A veces, la memoria funciona como un relámpago que ilumina una escena olvidada. Me veo de nuevo en un salón de la Facultad de Psicología de la UNAM, rodeado de libros, apuntes y el humo de cigarrillos baratos. Éramos un grupo de amigos y, o éramos unos genios, o la hierba que fumaban algunos de ellos era de una calidad excepcional. Quizá ambas cosas. En mi inocencia de ultraprovinciano, yo sólo veía las horas de estudio, las jornadas enteras que dedicábamos a preparar exámenes con los métodos más estrafalarios que uno pueda imaginar.
La lógica era la nuestra, una que desafiaba cualquier manual de pedagogía. Si el examen era de teoría de la medida, una de las ramas más abstractas que creíamos ajena al propio plan de estudios, nosotros nos sumergíamos durante días en la poesía del Siglo de Oro. Y si la prueba era con un locuaz maestro de teorías de la personalidad, nuestra preparación consistía en resolver, sin calculadora, problemas de desviación estándar y márgenes de error hasta que los números bailaran en nuestros sueños.
Se los juro que funcionaba. No sé si era por la plasticidad de nuestras neuronas juveniles, por las horas de estudio o por la yerba bendita, pero el método daba resultados. Lo cierto es que varios, al final de la carrera, recibieron la Medalla Gabino Barreda, esa presea que la UNAM entrega a los promedios más altos. ¿Es presunción decir que yo alcancé el 9.6? No. Es el prólogo asombrado a una pregunta que me ha perseguido durante décadas: ¿por qué funcionaba aquella locura?

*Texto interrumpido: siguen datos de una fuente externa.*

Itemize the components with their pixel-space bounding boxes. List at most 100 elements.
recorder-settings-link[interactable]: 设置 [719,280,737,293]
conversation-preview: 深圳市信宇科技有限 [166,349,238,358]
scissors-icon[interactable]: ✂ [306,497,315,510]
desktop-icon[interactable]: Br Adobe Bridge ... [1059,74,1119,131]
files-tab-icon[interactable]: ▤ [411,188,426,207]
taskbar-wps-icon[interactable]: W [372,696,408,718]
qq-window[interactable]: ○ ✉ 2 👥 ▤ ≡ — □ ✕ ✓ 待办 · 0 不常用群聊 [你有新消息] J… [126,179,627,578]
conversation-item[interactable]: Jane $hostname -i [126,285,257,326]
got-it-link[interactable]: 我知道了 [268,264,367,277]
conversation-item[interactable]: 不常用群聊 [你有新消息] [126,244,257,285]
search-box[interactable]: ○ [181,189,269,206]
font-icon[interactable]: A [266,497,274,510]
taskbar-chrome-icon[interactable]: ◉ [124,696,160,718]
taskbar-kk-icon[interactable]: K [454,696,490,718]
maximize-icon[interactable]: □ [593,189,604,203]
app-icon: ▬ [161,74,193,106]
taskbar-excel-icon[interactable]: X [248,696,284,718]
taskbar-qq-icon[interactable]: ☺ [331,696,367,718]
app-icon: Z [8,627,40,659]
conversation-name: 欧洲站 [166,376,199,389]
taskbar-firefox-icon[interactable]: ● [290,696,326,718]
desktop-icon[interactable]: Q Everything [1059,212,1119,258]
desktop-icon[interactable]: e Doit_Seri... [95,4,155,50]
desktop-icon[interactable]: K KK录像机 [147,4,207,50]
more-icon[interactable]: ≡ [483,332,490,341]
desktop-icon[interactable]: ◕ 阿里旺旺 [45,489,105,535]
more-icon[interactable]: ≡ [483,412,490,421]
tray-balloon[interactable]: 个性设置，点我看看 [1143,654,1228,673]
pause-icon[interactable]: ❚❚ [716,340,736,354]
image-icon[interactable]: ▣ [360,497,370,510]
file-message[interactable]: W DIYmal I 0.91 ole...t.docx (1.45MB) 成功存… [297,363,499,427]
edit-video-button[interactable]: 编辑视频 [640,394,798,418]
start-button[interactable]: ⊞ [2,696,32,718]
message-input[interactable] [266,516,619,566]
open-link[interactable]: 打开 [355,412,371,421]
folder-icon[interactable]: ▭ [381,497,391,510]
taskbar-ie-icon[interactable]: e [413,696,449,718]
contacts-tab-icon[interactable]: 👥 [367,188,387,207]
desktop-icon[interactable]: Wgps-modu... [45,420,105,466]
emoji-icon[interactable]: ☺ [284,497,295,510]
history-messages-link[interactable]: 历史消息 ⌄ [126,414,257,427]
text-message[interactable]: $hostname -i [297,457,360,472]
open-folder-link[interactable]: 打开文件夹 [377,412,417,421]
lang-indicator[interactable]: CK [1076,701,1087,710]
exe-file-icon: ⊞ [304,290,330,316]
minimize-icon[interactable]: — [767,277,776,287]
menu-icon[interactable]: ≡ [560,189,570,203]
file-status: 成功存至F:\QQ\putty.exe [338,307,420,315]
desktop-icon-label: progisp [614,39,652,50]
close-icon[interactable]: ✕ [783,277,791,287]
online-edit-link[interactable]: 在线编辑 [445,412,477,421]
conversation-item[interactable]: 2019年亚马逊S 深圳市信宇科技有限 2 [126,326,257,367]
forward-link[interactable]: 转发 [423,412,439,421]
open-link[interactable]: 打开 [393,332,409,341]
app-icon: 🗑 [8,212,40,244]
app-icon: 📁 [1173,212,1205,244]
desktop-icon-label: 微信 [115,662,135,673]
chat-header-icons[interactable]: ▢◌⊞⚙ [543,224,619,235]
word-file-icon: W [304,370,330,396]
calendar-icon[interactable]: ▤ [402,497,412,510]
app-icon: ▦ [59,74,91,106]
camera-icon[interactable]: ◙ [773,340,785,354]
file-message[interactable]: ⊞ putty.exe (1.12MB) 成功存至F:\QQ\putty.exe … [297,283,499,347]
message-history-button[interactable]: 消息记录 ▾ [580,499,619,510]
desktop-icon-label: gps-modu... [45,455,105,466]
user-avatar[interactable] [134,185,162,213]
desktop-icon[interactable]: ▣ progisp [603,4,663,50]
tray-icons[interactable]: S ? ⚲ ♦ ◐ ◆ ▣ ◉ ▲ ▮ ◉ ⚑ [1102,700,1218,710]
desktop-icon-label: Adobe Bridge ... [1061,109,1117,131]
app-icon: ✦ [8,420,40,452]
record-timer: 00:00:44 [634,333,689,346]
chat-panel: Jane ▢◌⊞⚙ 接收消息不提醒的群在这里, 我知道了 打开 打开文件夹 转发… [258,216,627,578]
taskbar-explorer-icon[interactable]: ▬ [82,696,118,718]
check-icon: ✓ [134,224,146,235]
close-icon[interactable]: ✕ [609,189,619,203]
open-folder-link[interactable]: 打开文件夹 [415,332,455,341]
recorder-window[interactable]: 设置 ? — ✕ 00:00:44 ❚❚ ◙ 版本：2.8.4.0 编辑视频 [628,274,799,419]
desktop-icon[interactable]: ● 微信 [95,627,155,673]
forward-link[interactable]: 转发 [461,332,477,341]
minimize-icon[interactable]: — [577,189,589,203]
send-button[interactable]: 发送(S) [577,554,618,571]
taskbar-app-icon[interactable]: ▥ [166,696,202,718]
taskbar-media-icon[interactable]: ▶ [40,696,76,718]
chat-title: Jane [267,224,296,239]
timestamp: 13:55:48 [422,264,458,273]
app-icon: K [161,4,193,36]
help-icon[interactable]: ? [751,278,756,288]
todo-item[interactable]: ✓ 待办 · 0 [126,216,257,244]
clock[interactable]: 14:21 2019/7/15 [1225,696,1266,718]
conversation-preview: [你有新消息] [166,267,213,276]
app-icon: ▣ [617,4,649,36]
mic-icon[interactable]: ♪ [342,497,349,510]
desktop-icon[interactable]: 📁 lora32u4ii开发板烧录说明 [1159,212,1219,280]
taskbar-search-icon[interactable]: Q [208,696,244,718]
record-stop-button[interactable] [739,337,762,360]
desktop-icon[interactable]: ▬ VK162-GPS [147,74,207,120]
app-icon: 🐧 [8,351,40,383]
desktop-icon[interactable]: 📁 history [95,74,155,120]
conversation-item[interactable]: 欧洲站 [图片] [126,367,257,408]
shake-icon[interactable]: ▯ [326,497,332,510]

Hoy creo que, sin saberlo, habíamos tropezado con una verdad profunda sobre el conocimiento. Vivimos en una era de hiperespecialización, de saberes encapsulados en silos que no se comunican entre sí. El economista no habla con el poeta, el biólogo no habla con el filósofo. Cada uno cava más y más hondo en su propia trinchera, convencido de que la verdad se encuentra en la profundidad y no en la amplitud. Pero nuestro método, nacido de la intuición o del delirio, hacía lo contrario: construía puentes.

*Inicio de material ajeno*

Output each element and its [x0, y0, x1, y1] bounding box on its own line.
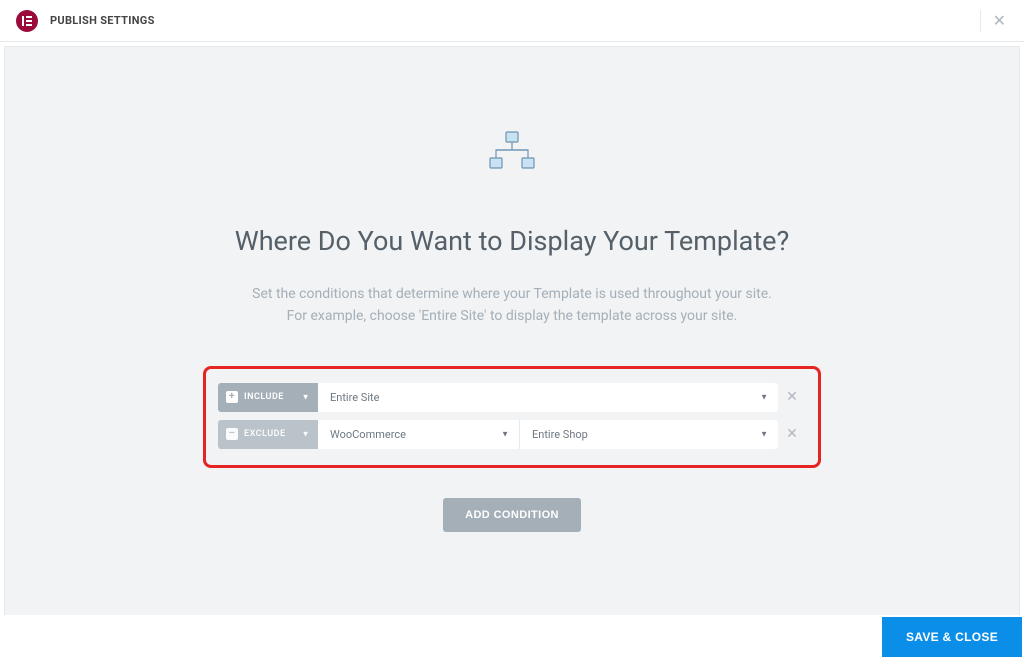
condition-type-label: EXCLUDE	[244, 429, 286, 439]
subtitle-line-2: For example, choose 'Entire Site' to dis…	[287, 308, 738, 324]
modal-title: PUBLISH SETTINGS	[50, 14, 155, 27]
condition-scope-select[interactable]: Entire Site ▼	[318, 383, 778, 412]
save-and-close-button[interactable]: SAVE & CLOSE	[882, 617, 1022, 657]
chevron-down-icon: ▼	[760, 430, 768, 439]
chevron-down-icon: ▼	[760, 393, 768, 402]
condition-row: – EXCLUDE ▼ WooCommerce ▼ Entire Shop ▼ …	[218, 420, 806, 449]
elementor-logo-icon	[16, 10, 38, 32]
conditions-highlighted-area: + INCLUDE ▼ Entire Site ▼ ✕ – EXCLUDE ▼ …	[203, 366, 821, 468]
condition-selects: Entire Site ▼	[318, 383, 778, 412]
condition-type-toggle-include[interactable]: + INCLUDE ▼	[218, 383, 318, 412]
plus-icon: +	[226, 391, 238, 403]
chevron-down-icon: ▼	[302, 393, 310, 402]
chevron-down-icon: ▼	[501, 430, 509, 439]
minus-icon: –	[226, 428, 238, 440]
page-heading: Where Do You Want to Display Your Templa…	[5, 225, 1019, 257]
select-value: Entire Shop	[532, 428, 588, 441]
subtitle-line-1: Set the conditions that determine where …	[252, 286, 772, 302]
close-icon[interactable]: ✕	[980, 10, 1006, 32]
add-condition-button[interactable]: ADD CONDITION	[443, 498, 581, 532]
condition-category-select[interactable]: WooCommerce ▼	[318, 420, 520, 449]
modal-body: Where Do You Want to Display Your Templa…	[4, 46, 1020, 652]
condition-selects: WooCommerce ▼ Entire Shop ▼	[318, 420, 778, 449]
modal-header: PUBLISH SETTINGS ✕	[0, 0, 1024, 42]
condition-sub-select[interactable]: Entire Shop ▼	[520, 420, 778, 449]
condition-type-toggle-exclude[interactable]: – EXCLUDE ▼	[218, 420, 318, 449]
page-subtitle: Set the conditions that determine where …	[5, 283, 1019, 328]
select-value: WooCommerce	[330, 428, 406, 441]
condition-type-label: INCLUDE	[244, 392, 284, 402]
sitemap-icon	[488, 131, 536, 171]
modal-footer: SAVE & CLOSE	[0, 615, 1024, 659]
remove-condition-icon[interactable]: ✕	[778, 389, 806, 405]
chevron-down-icon: ▼	[302, 430, 310, 439]
select-value: Entire Site	[330, 391, 379, 404]
remove-condition-icon[interactable]: ✕	[778, 426, 806, 442]
condition-row: + INCLUDE ▼ Entire Site ▼ ✕	[218, 383, 806, 412]
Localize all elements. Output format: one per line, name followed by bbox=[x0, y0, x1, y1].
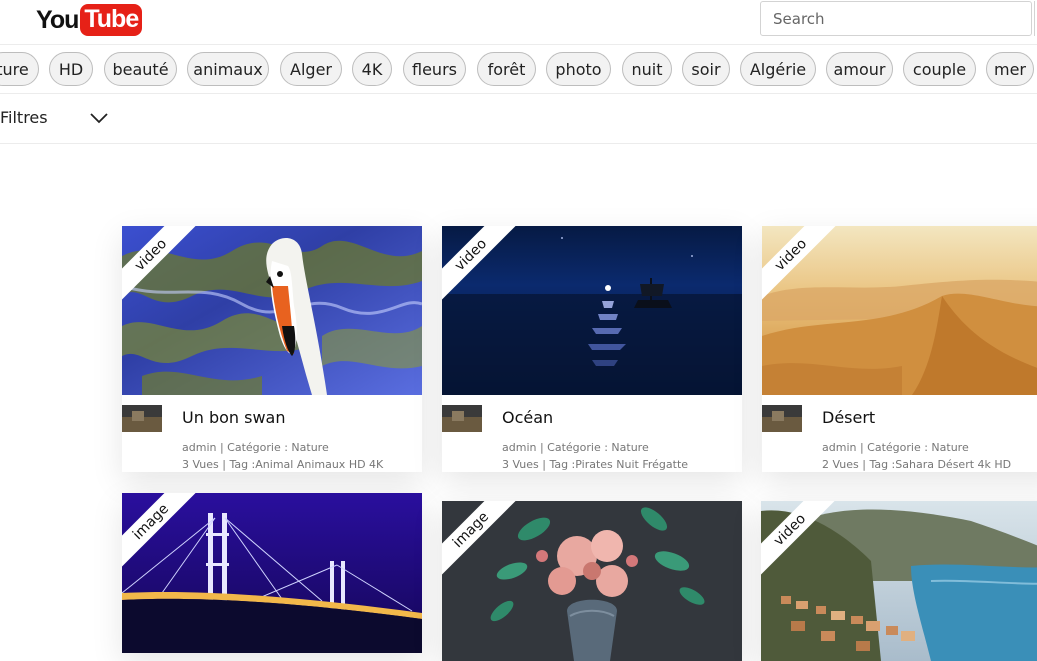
tag-chip-4k[interactable]: 4K bbox=[352, 52, 392, 86]
tag-chip-amour[interactable]: amour bbox=[826, 52, 893, 86]
tag-chip-nuit[interactable]: nuit bbox=[622, 52, 672, 86]
tag-chip-algerie[interactable]: Algérie bbox=[740, 52, 816, 86]
tag-chip-hd[interactable]: HD bbox=[49, 52, 93, 86]
avatar[interactable] bbox=[122, 405, 162, 432]
card-meta-author-category: admin | Catégorie : Nature bbox=[822, 441, 969, 454]
card-title[interactable]: Océan bbox=[502, 408, 553, 427]
tag-chip-soir[interactable]: soir bbox=[682, 52, 730, 86]
search-input[interactable] bbox=[760, 1, 1032, 36]
avatar[interactable] bbox=[442, 405, 482, 432]
media-card[interactable]: video Un bon swan admin | Catégorie : Na… bbox=[122, 226, 422, 472]
youtube-logo[interactable]: You Tube bbox=[36, 3, 143, 37]
logo-text-tube: Tube bbox=[80, 4, 143, 36]
tag-chip-photo[interactable]: photo bbox=[546, 52, 611, 86]
filters-bar[interactable]: Filtres bbox=[0, 94, 1037, 144]
filters-label: Filtres bbox=[0, 108, 48, 127]
card-title[interactable]: Désert bbox=[822, 408, 875, 427]
tag-chip-couple[interactable]: couple bbox=[903, 52, 976, 86]
card-meta-author-category: admin | Catégorie : Nature bbox=[502, 441, 649, 454]
tag-chip-mer[interactable]: mer bbox=[986, 52, 1034, 86]
tag-chip-bar: ture HD beauté animaux Alger 4K fleurs f… bbox=[0, 45, 1037, 94]
card-meta-views-tags: 3 Vues | Tag :Pirates Nuit Frégatte bbox=[502, 458, 689, 471]
tag-chip-alger[interactable]: Alger bbox=[280, 52, 342, 86]
top-bar: You Tube bbox=[0, 0, 1037, 45]
card-meta-author-category: admin | Catégorie : Nature bbox=[182, 441, 329, 454]
logo-text-you: You bbox=[36, 5, 79, 34]
tag-chip-beaute[interactable]: beauté bbox=[104, 52, 177, 86]
avatar[interactable] bbox=[762, 405, 802, 432]
tag-chip-foret[interactable]: forêt bbox=[477, 52, 536, 86]
card-title[interactable]: Un bon swan bbox=[182, 408, 285, 427]
chevron-down-icon[interactable] bbox=[90, 112, 108, 124]
card-meta-views-tags: 3 Vues | Tag :Animal Animaux HD 4K bbox=[182, 458, 384, 471]
tag-chip-animaux[interactable]: animaux bbox=[187, 52, 269, 86]
media-card[interactable]: image bbox=[442, 501, 742, 661]
media-card[interactable]: video Désert admin | Catégorie : Nature … bbox=[762, 226, 1037, 472]
tag-chip-ture[interactable]: ture bbox=[0, 52, 39, 86]
media-card[interactable]: image bbox=[122, 493, 422, 653]
media-card[interactable]: video Océan admin | Catégorie : Nature 3… bbox=[442, 226, 742, 472]
media-card[interactable]: video bbox=[761, 501, 1037, 661]
tag-chip-fleurs[interactable]: fleurs bbox=[403, 52, 466, 86]
card-meta-views-tags: 2 Vues | Tag :Sahara Désert 4k HD bbox=[822, 458, 1012, 471]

¿Qué tiene que ver la poesía con la teoría de la medida? Todo. Ambas son lenguajes que buscan la estructura, el ritmo y la belleza en lo abstracto. Un soneto de Góngora te enseña a apreciar la arquitectura de un sistema complejo, a encontrar la elegancia en la restricción de una métrica. Es el mismo músculo mental que se necesita para comprender la belleza de una ecuación matemática. Del mismo modo, practicar estadística para un examen de psicología nos obligaba a pensar en sistemas, en la norma y su desviación. ¿Y qué son las teorías de la personalidad sino modelos que intentan explicar un promedio de la conducta humana y sus infinitas y fascinantes desviaciones?
Aquellos ejercicios no eran una distracción del tema. Se trataba de un entrenamiento en una forma de pensar más flexible, más holística. Nos enseñaron a buscar patrones, a entender que la estructura de un poema puede revelar la estructura de un problema numérico. Descubrimos que el conocimiento no es una colección de islas, sino un archipiélago conectado por corrientes subterráneas.
Tal vez ésa sea la lección que, con el tiempo, hemos olvidado. La medalla no fue un premio a la memorización, sino la consecuencia de haber aprendido a pensar de manera cruzada. Y en un mundo cada vez más complejo y fragmentado, quizá la solución no esté en cavar más hondo, sino en atreverse a mirar, como hacíamos entonces, por encima del muro de nuestra propia disciplina.